Falling international bandwidth costs and low penetration of the population meant internet in Cambodia was more expensive than in neighbouring countries, he said, but Ezecom had made “great progress in reducing costs whilst maintaining quality of service”.

He also claimed the ISP had been able to double speeds for the same price in February 2010, and again in July last year, and added last month it had increased speeds by 50 percent.

“We were able to do this because we have passed on the savings we have made in international bandwidth costs and management of business growth,” he said, adding he credited his staff for their dedication to duty, making Ezecom’s rapid growth possible.

Online CEO, Bill Merchent

INTERNET service provider Online believes technologies such as wireless delivery holds a key to growth in the Kingdom, where internet penetration is on the upswing thanks to innovations in technology.

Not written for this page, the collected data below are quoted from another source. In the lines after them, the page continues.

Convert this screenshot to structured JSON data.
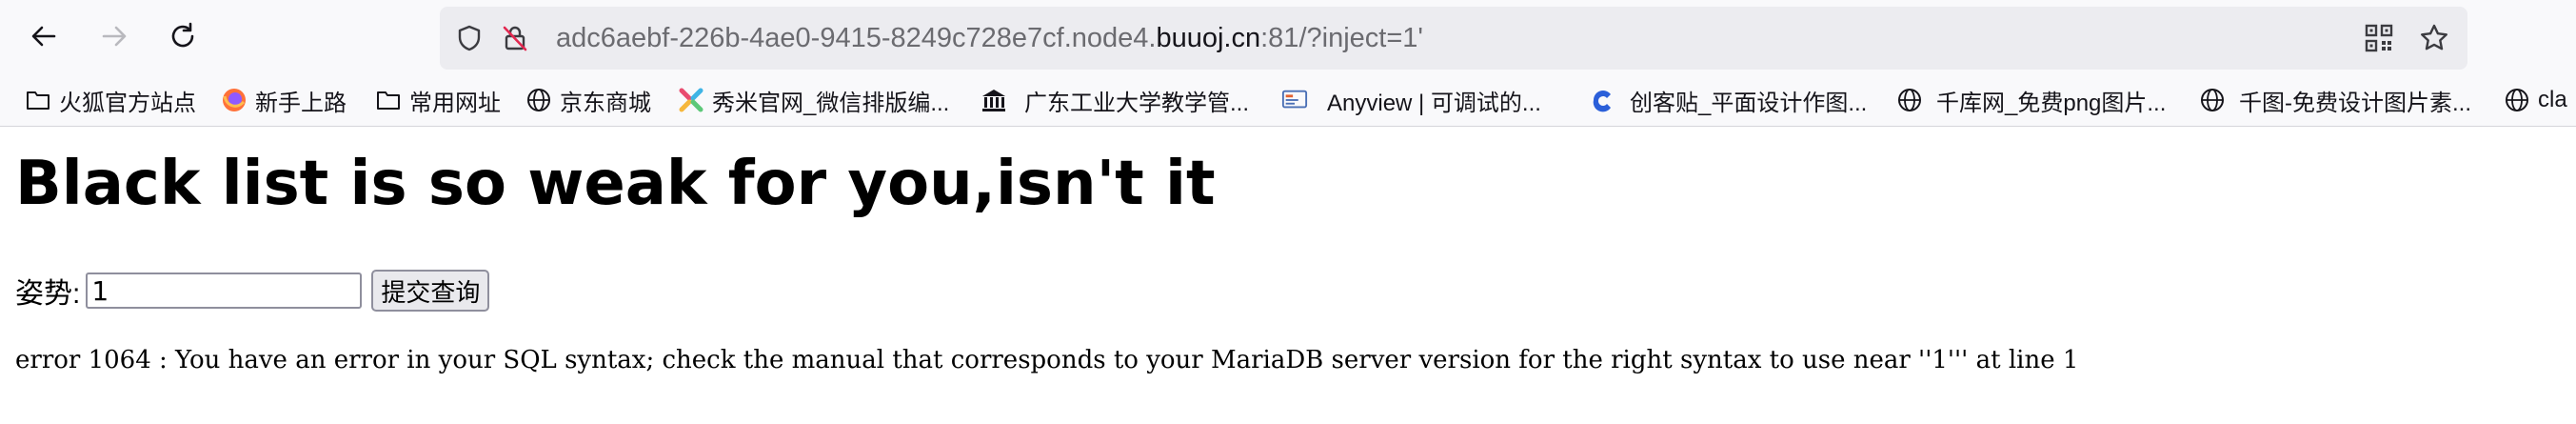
{
  "browser": {
    "url": {
      "prefix": "adc6aebf-226b-4ae0-9415-8249c728e7cf.node4.",
      "host": "buuoj.cn",
      "suffix": ":81/?inject=1'"
    },
    "icons": {
      "back": "arrow-left-icon",
      "forward": "arrow-right-icon",
      "reload": "reload-icon",
      "tracking": "shield-icon",
      "insecure": "insecure-lock-icon",
      "qr": "qr-code-icon",
      "bookmark": "star-icon"
    }
  },
  "bookmarks": [
    {
      "label": "火狐官方站点",
      "icon": "folder-icon"
    },
    {
      "label": "新手上路",
      "icon": "firefox-icon"
    },
    {
      "label": "常用网址",
      "icon": "folder-icon"
    },
    {
      "label": "京东商城",
      "icon": "globe-icon"
    },
    {
      "label": "秀米官网_微信排版编...",
      "icon": "xiumi-icon"
    },
    {
      "label": "广东工业大学教学管...",
      "icon": "university-icon"
    },
    {
      "label": "Anyview | 可调试的...",
      "icon": "anyview-icon"
    },
    {
      "label": "创客贴_平面设计作图...",
      "icon": "chuangke-icon"
    },
    {
      "label": "千库网_免费png图片...",
      "icon": "globe-icon"
    },
    {
      "label": "千图-免费设计图片素...",
      "icon": "globe-icon"
    },
    {
      "label": "cla",
      "icon": "globe-icon"
    }
  ],
  "page": {
    "title": "Black list is so weak for you,isn't it",
    "form": {
      "label": "姿势:",
      "input_value": "1",
      "submit_label": "提交查询"
    },
    "error": "error 1064 : You have an error in your SQL syntax; check the manual that corresponds to your MariaDB server version for the right syntax to use near ''1''' at line 1"
  },
  "colors": {
    "toolbar_bg": "#f9f9fb",
    "urlbar_bg": "#ececf0",
    "url_dim_text": "#6b6b70",
    "text": "#15141a"
  }
}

CEO Bill Merchent believes a burgeoning middle class and increased global usage of technologies such as Apple Inc’s iPads and iPhones is driving internet demand in the Kingdom.

“We are working very hard in trying to improve the availability of the internet to the entire Kingdom,” said Merchent.

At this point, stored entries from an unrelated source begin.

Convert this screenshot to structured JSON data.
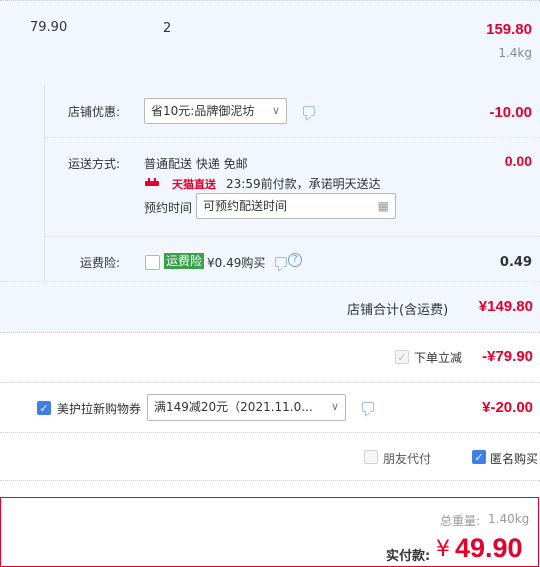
{
  "item": {
    "unit_price": "79.90",
    "quantity": "2",
    "subtotal": "159.80",
    "weight": "1.4kg"
  },
  "discount": {
    "label": "店铺优惠:",
    "select_value": "省10元:品牌御泥坊",
    "amount": "-10.00"
  },
  "shipping": {
    "label": "运送方式:",
    "method": "普通配送 快递 免邮",
    "brand": "天猫直送",
    "promise": "23:59前付款，承诺明天送达",
    "schedule_label": "预约时间",
    "schedule_placeholder": "可预约配送时间",
    "amount": "0.00"
  },
  "insurance": {
    "label": "运费险:",
    "badge": "运费险",
    "price_text": "¥0.49购买",
    "amount": "0.49"
  },
  "store_total": {
    "label": "店铺合计(含运费)",
    "amount": "¥149.80"
  },
  "instant_discount": {
    "label": "下单立减",
    "amount": "-¥79.90"
  },
  "coupon": {
    "label": "美护拉新购物券",
    "select_value": "满149减20元（2021.11.0...",
    "amount": "¥-20.00"
  },
  "options": {
    "friend_pay": "朋友代付",
    "anonymous": "匿名购买"
  },
  "summary": {
    "weight_label": "总重量:",
    "weight_value": "1.40kg",
    "pay_label": "实付款:",
    "currency": "¥",
    "pay_amount": "49.90"
  },
  "colors": {
    "accent_red": "#e4002b",
    "checkbox_blue": "#3f7fe6",
    "panel_blue": "#f2f7ff",
    "badge_green": "#3aa14b"
  }
}
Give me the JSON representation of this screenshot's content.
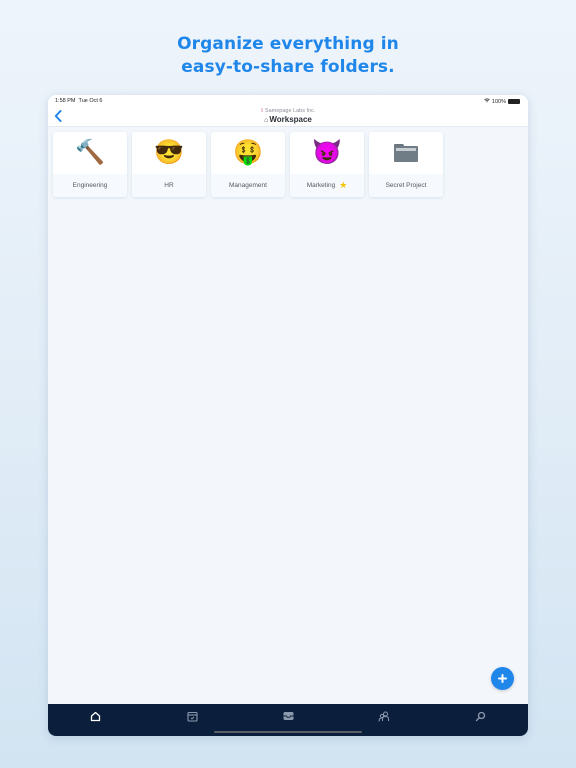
{
  "headline": {
    "line1": "Organize everything in",
    "line2": "easy-to-share folders."
  },
  "status_bar": {
    "time": "1:58 PM",
    "date": "Tue Oct 6",
    "battery": "100%"
  },
  "nav": {
    "org_name": "Samepage Labs Inc.",
    "title": "Workspace",
    "back_icon": "chevron-left-icon"
  },
  "folders": [
    {
      "label": "Engineering",
      "icon": "🔨",
      "icon_name": "hammer-icon",
      "starred": false
    },
    {
      "label": "HR",
      "icon": "😎",
      "icon_name": "sunglasses-face-icon",
      "starred": false
    },
    {
      "label": "Management",
      "icon": "🤑",
      "icon_name": "money-mouth-face-icon",
      "starred": false
    },
    {
      "label": "Marketing",
      "icon": "😈",
      "icon_name": "smiling-devil-icon",
      "starred": true
    },
    {
      "label": "Secret Project",
      "icon": "folder",
      "icon_name": "folder-icon",
      "starred": false
    }
  ],
  "fab": {
    "icon": "+",
    "icon_name": "plus-icon"
  },
  "tabbar": [
    {
      "name": "home",
      "icon": "home-icon",
      "active": true
    },
    {
      "name": "calendar",
      "icon": "calendar-icon",
      "active": false
    },
    {
      "name": "inbox",
      "icon": "inbox-icon",
      "active": false
    },
    {
      "name": "people",
      "icon": "people-icon",
      "active": false
    },
    {
      "name": "search",
      "icon": "search-icon",
      "active": false
    }
  ],
  "colors": {
    "accent": "#1f86ea",
    "tabbar_bg": "#0b1f3d",
    "star": "#f4c400"
  }
}
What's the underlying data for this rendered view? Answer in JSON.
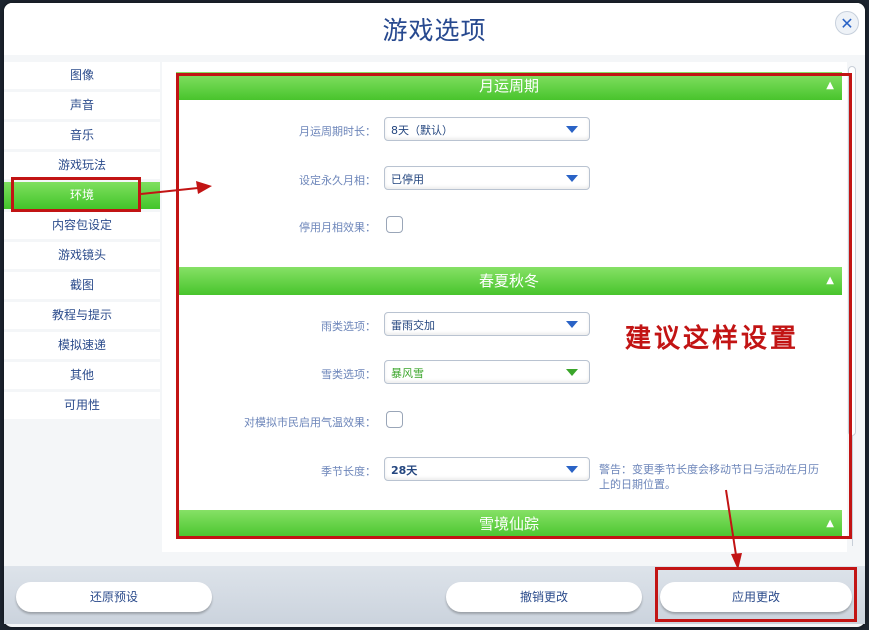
{
  "dialog": {
    "title": "游戏选项",
    "close_icon": "close-icon"
  },
  "sidebar": {
    "items": [
      {
        "label": "图像"
      },
      {
        "label": "声音"
      },
      {
        "label": "音乐"
      },
      {
        "label": "游戏玩法"
      },
      {
        "label": "环境",
        "active": true
      },
      {
        "label": "内容包设定"
      },
      {
        "label": "游戏镜头"
      },
      {
        "label": "截图"
      },
      {
        "label": "教程与提示"
      },
      {
        "label": "模拟速递"
      },
      {
        "label": "其他"
      },
      {
        "label": "可用性"
      }
    ]
  },
  "sections": {
    "lunar": {
      "title": "月运周期",
      "cycle_length_label": "月运周期时长：",
      "cycle_length_value": "8天（默认）",
      "permanent_phase_label": "设定永久月相：",
      "permanent_phase_value": "已停用",
      "disable_effects_label": "停用月相效果："
    },
    "seasons": {
      "title": "春夏秋冬",
      "rain_label": "雨类选项：",
      "rain_value": "雷雨交加",
      "snow_label": "雪类选项：",
      "snow_value": "暴风雪",
      "temp_effects_label": "对模拟市民启用气温效果：",
      "season_length_label": "季节长度：",
      "season_length_value": "28天",
      "warning": "警告：变更季节长度会移动节日与活动在月历上的日期位置。"
    },
    "snowy_escape": {
      "title": "雪境仙踪"
    }
  },
  "footer": {
    "reset_label": "还原预设",
    "cancel_label": "撤销更改",
    "apply_label": "应用更改"
  },
  "annotation": {
    "text": "建议这样设置",
    "color": "#c21414"
  },
  "colors": {
    "accent_green": "#48c42c",
    "title_blue": "#27498f",
    "text_blue": "#2c4c8c"
  }
}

“As the Cambodian people become more aware of the technologies available to them they will be demanding that we provide them with the most up-to-date connectivity on the world market.”

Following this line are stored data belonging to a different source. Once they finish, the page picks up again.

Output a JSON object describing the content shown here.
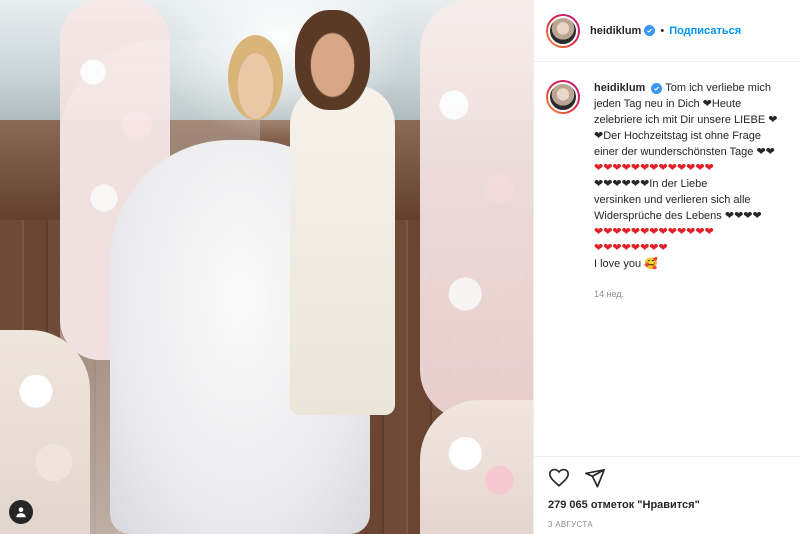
{
  "header": {
    "username": "heidiklum",
    "separator": "•",
    "follow_label": "Подписаться"
  },
  "caption": {
    "username": "heidiklum",
    "text_lines": [
      "Tom ich verliebe mich",
      "jeden Tag neu in Dich ❤Heute",
      "zelebriere ich mit Dir unsere LIEBE ❤",
      "❤Der Hochzeitstag ist ohne Frage",
      "einer der wunderschönsten Tage ❤❤",
      "❤❤❤❤❤❤❤❤❤❤❤❤❤",
      "❤❤❤❤❤❤In der Liebe",
      "versinken und verlieren sich alle",
      "Widersprüche des Lebens ❤❤❤❤",
      "❤❤❤❤❤❤❤❤❤❤❤❤❤",
      "❤❤❤❤❤❤❤❤",
      "I love you 🥰"
    ],
    "time": "14 нед."
  },
  "footer": {
    "likes": "279 065 отметок \"Нравится\"",
    "date": "3 АВГУСТА"
  },
  "colors": {
    "accent": "#0095f6",
    "verified": "#3897f0",
    "heart": "#e0202a",
    "muted": "#8e8e8e"
  },
  "icons": [
    "verified-icon",
    "heart-icon",
    "share-icon",
    "user-tag-icon"
  ]
}
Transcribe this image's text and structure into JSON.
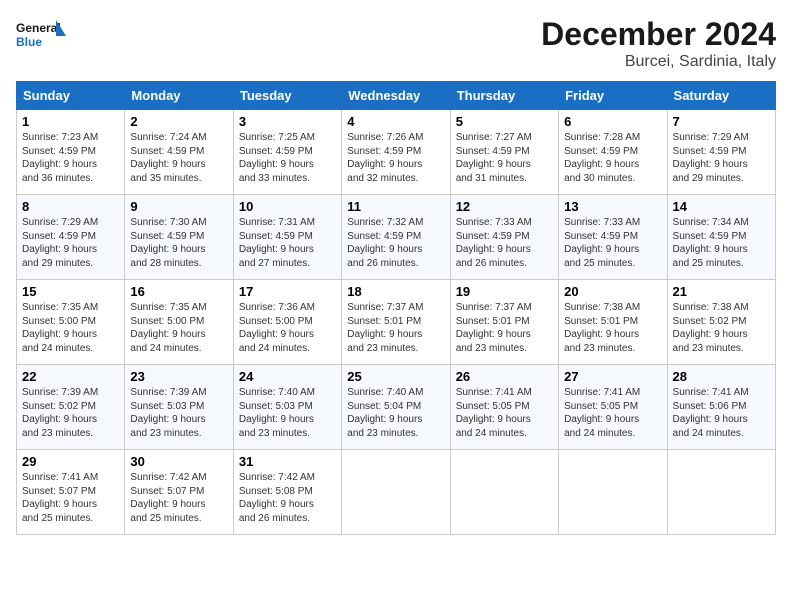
{
  "logo": {
    "line1": "General",
    "line2": "Blue"
  },
  "title": "December 2024",
  "location": "Burcei, Sardinia, Italy",
  "days_of_week": [
    "Sunday",
    "Monday",
    "Tuesday",
    "Wednesday",
    "Thursday",
    "Friday",
    "Saturday"
  ],
  "weeks": [
    [
      {
        "day": "1",
        "info": "Sunrise: 7:23 AM\nSunset: 4:59 PM\nDaylight: 9 hours\nand 36 minutes."
      },
      {
        "day": "2",
        "info": "Sunrise: 7:24 AM\nSunset: 4:59 PM\nDaylight: 9 hours\nand 35 minutes."
      },
      {
        "day": "3",
        "info": "Sunrise: 7:25 AM\nSunset: 4:59 PM\nDaylight: 9 hours\nand 33 minutes."
      },
      {
        "day": "4",
        "info": "Sunrise: 7:26 AM\nSunset: 4:59 PM\nDaylight: 9 hours\nand 32 minutes."
      },
      {
        "day": "5",
        "info": "Sunrise: 7:27 AM\nSunset: 4:59 PM\nDaylight: 9 hours\nand 31 minutes."
      },
      {
        "day": "6",
        "info": "Sunrise: 7:28 AM\nSunset: 4:59 PM\nDaylight: 9 hours\nand 30 minutes."
      },
      {
        "day": "7",
        "info": "Sunrise: 7:29 AM\nSunset: 4:59 PM\nDaylight: 9 hours\nand 29 minutes."
      }
    ],
    [
      {
        "day": "8",
        "info": "Sunrise: 7:29 AM\nSunset: 4:59 PM\nDaylight: 9 hours\nand 29 minutes."
      },
      {
        "day": "9",
        "info": "Sunrise: 7:30 AM\nSunset: 4:59 PM\nDaylight: 9 hours\nand 28 minutes."
      },
      {
        "day": "10",
        "info": "Sunrise: 7:31 AM\nSunset: 4:59 PM\nDaylight: 9 hours\nand 27 minutes."
      },
      {
        "day": "11",
        "info": "Sunrise: 7:32 AM\nSunset: 4:59 PM\nDaylight: 9 hours\nand 26 minutes."
      },
      {
        "day": "12",
        "info": "Sunrise: 7:33 AM\nSunset: 4:59 PM\nDaylight: 9 hours\nand 26 minutes."
      },
      {
        "day": "13",
        "info": "Sunrise: 7:33 AM\nSunset: 4:59 PM\nDaylight: 9 hours\nand 25 minutes."
      },
      {
        "day": "14",
        "info": "Sunrise: 7:34 AM\nSunset: 4:59 PM\nDaylight: 9 hours\nand 25 minutes."
      }
    ],
    [
      {
        "day": "15",
        "info": "Sunrise: 7:35 AM\nSunset: 5:00 PM\nDaylight: 9 hours\nand 24 minutes."
      },
      {
        "day": "16",
        "info": "Sunrise: 7:35 AM\nSunset: 5:00 PM\nDaylight: 9 hours\nand 24 minutes."
      },
      {
        "day": "17",
        "info": "Sunrise: 7:36 AM\nSunset: 5:00 PM\nDaylight: 9 hours\nand 24 minutes."
      },
      {
        "day": "18",
        "info": "Sunrise: 7:37 AM\nSunset: 5:01 PM\nDaylight: 9 hours\nand 23 minutes."
      },
      {
        "day": "19",
        "info": "Sunrise: 7:37 AM\nSunset: 5:01 PM\nDaylight: 9 hours\nand 23 minutes."
      },
      {
        "day": "20",
        "info": "Sunrise: 7:38 AM\nSunset: 5:01 PM\nDaylight: 9 hours\nand 23 minutes."
      },
      {
        "day": "21",
        "info": "Sunrise: 7:38 AM\nSunset: 5:02 PM\nDaylight: 9 hours\nand 23 minutes."
      }
    ],
    [
      {
        "day": "22",
        "info": "Sunrise: 7:39 AM\nSunset: 5:02 PM\nDaylight: 9 hours\nand 23 minutes."
      },
      {
        "day": "23",
        "info": "Sunrise: 7:39 AM\nSunset: 5:03 PM\nDaylight: 9 hours\nand 23 minutes."
      },
      {
        "day": "24",
        "info": "Sunrise: 7:40 AM\nSunset: 5:03 PM\nDaylight: 9 hours\nand 23 minutes."
      },
      {
        "day": "25",
        "info": "Sunrise: 7:40 AM\nSunset: 5:04 PM\nDaylight: 9 hours\nand 23 minutes."
      },
      {
        "day": "26",
        "info": "Sunrise: 7:41 AM\nSunset: 5:05 PM\nDaylight: 9 hours\nand 24 minutes."
      },
      {
        "day": "27",
        "info": "Sunrise: 7:41 AM\nSunset: 5:05 PM\nDaylight: 9 hours\nand 24 minutes."
      },
      {
        "day": "28",
        "info": "Sunrise: 7:41 AM\nSunset: 5:06 PM\nDaylight: 9 hours\nand 24 minutes."
      }
    ],
    [
      {
        "day": "29",
        "info": "Sunrise: 7:41 AM\nSunset: 5:07 PM\nDaylight: 9 hours\nand 25 minutes."
      },
      {
        "day": "30",
        "info": "Sunrise: 7:42 AM\nSunset: 5:07 PM\nDaylight: 9 hours\nand 25 minutes."
      },
      {
        "day": "31",
        "info": "Sunrise: 7:42 AM\nSunset: 5:08 PM\nDaylight: 9 hours\nand 26 minutes."
      },
      null,
      null,
      null,
      null
    ]
  ]
}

Ministry of Posts and Telecommunications statistics obtained last month showed there were 173,675 internet subscribers in Cambodia in 2010, up from 29,589 subscribers the year previous.

Online is one of the longest-operating Cambodian ISPs. It began as a subsidiary of Australian telco Telstra in 1997, before it was acquired by Cambodian-owned AZ Group in 2003.

The firm – which claims 30 percent market share – sees its future growth fuelled by innovations such as rolling out the latest in WiMAX, among other technologies, and expanding its operations as a content provider. WiMAX is a method of “last mile” internet delivery, where the internet access is provided using wireless technology.

One of the main challenges for the sector, commentators have said, is lowering down the price for internet usage. When Online first launched, it originally purchased international bandwidth needed for connectivity at a very high price.

But with an increased number of wholesalers servicing the Cambodian market, the “prices have reflected this competition between the providers and thus have lowered our price by Megabit per second,” he said.

Merchent claimed increased competition among bandwidth providers translated directly to lower costs for consumers.He agreed there were likely too many ISPs in operation given the size of the domestic market, but said: “In the future there will be less and most will have a specific niche they will service.”

“We had the same situation in the United States when the first ISPs were started there,” he said.

“Many people try and get into the business, but few have the resources to stay afloat, because in order to be and stay successful in this business you have to continually upgrade your services to meet the demand of the educated market.”

Merchent said Online was looking to become a content provider to the Kingdom’s businesses, providing services such as warehousing, time and attendance, and asset tracking through its data centre. It will also introduce an application to allow trading on international markets, which will be extended to the Stock Exchange of Cambodia when it is up and running. Currently it offers services in 20 of the Kingdom’s 24 provinces and aims to cover the remaining four provinces in the near future.